What are the most common type 2 hypersensitivity reactions?

A

against ABO blood groups during transfusion

41
Q

What happens during type 2 hypersensitivity reactions to donor blood?

A
  1. extensive destruction of the donor blood cells by IgM.
  2. IgM causes agglutination, complement activation and intravascular haemolysis.
  3. symptoms include fever, low blood pressure, vomiting, pain.
  4. 10% mortality rate
  5. IgM antibodies don’t cross the placenta so cannot harm a foetus
42
Q

What is haemolytic disease of the foetus and newborn?

A
  1. You have a Rh- mum with and Rh+ foetus
  2. Usually not a problem but if the 2 blood mixes then the mum will produce antibodies to the foetal blood.
  3. Mixing blood can occur due to amniocentesis or trauma
  4. IgG antibodies are produced and these can cross the placenta.
  5. usually not a problem for the first pregnancy but the second
43
Q

What are the most clinically significant blood groups?

A

ABO and Rh

44
Q

What are the symptoms of haemolytic disease of the foetus and newborn?

A
  1. Enlarged spleen
  2. macrophages phagocytose IgG coated foetal RBC
45
Q

What is preventing sensitisation by rhesus prophylaxis?

A
  1. Give anti RhD antibodies which will bind any foetal RBC and destroy them before the mother makes her own antibodies.
  2. This is a transient low dose of antibodies to eliminate the foetal RBC before the mother develops her own sensitisation.
46
Q

What is autoimmune haemolytic anaemia?

A

Antibodies against patient’s own RBC antigens that can arise spontaneously or induced by drugs.

47
Q

What are the types of autoimmune haemolytic anaemia?

A
  1. Warm-reactive antibodies - bind antigens at 37oC and accelerates RBC clearance
  2. Cold-reactive antibodies - bind antigen below 37oC, cause RBC lysis by complement activation
  3. Antibodies to drugs - provoked by allergic reactions.

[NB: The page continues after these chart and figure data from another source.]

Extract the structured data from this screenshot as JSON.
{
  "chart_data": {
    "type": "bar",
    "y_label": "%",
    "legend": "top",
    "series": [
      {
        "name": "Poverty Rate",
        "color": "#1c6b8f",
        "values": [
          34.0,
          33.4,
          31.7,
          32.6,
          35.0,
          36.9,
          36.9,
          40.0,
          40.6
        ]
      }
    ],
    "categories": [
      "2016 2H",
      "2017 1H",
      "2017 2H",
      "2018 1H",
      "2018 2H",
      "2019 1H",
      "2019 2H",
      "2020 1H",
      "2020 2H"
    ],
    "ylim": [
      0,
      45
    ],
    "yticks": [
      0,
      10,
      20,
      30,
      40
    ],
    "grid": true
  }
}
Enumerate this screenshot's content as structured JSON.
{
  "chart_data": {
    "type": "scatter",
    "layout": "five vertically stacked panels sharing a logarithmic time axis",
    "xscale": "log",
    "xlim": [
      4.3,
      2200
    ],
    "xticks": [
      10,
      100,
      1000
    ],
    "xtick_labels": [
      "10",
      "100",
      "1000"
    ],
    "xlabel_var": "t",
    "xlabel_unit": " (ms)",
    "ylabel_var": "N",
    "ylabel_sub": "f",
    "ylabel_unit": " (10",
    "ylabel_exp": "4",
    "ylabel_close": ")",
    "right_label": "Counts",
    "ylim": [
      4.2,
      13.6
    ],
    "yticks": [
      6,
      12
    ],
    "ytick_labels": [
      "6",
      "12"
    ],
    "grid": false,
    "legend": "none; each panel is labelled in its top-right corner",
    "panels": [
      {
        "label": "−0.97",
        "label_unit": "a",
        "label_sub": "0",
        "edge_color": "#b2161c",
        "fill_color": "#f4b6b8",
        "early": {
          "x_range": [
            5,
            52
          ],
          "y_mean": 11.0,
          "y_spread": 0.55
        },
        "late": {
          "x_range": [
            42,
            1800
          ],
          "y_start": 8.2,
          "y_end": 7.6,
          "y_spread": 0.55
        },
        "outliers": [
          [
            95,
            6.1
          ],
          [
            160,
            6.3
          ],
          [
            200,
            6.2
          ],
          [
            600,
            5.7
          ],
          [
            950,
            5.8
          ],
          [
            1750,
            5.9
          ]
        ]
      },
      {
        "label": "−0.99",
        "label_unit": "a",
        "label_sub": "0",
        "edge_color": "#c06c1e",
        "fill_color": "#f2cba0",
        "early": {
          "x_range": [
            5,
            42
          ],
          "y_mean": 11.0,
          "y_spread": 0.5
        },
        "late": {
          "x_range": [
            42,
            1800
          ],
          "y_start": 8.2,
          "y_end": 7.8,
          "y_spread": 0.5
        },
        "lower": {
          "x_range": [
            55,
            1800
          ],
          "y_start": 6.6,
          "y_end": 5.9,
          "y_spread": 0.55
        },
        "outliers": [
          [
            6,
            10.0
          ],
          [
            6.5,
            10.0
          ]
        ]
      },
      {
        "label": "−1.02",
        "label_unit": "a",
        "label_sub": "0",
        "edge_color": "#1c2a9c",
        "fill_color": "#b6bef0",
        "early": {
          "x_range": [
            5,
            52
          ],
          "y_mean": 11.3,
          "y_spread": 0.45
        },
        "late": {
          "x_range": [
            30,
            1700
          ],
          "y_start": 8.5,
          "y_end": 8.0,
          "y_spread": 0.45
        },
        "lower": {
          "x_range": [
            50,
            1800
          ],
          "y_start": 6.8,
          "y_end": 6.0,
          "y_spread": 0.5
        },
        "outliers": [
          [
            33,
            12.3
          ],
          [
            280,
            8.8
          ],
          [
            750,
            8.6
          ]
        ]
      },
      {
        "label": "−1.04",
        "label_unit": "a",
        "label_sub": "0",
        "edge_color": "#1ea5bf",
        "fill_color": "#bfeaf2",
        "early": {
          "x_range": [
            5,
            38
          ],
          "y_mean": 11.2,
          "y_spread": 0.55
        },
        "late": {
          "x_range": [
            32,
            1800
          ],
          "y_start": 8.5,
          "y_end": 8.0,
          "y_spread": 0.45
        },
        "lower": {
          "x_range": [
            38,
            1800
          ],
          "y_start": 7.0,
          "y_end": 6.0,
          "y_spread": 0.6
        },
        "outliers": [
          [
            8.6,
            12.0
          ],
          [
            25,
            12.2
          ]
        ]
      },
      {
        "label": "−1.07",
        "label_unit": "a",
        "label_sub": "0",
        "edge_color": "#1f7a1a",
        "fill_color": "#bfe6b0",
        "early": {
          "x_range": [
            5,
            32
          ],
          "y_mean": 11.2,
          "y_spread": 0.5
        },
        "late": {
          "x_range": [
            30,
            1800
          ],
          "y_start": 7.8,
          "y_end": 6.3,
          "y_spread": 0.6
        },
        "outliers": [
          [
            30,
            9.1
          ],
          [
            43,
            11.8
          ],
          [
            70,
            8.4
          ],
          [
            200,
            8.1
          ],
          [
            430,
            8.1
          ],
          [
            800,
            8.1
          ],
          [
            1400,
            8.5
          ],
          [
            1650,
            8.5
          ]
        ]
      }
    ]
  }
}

Produce new antigenic structures on cells that the immune system can then recognise and cause a response.
48
Q

What are some autoimmune diseases caused by type 2 hypersensitivity reactions?

A
  1. Goodpasture’s syndrome = antibodies to collagen type 4 in the basement membrane causing necrosis of the glomerulus
  2. Pemphigus = antibodies to desmoglein 1 or 3 in the desmosome of tight junctions. This causes blistering of the skin
  3. Myasthema graves = antibodies to the acetylcholine receptor causing severe muscle weakness
49
Q

What is myasthenia gravis?

A
  1. IgG antibodies bind acetylcholine receptors and block acetylcholine binding.
  2. this prevents muscle contraction and causes muscle weakness
  3. IgG can cross the placenta so infants born to mothers with myasthenia gravis may have transient muscle weakness.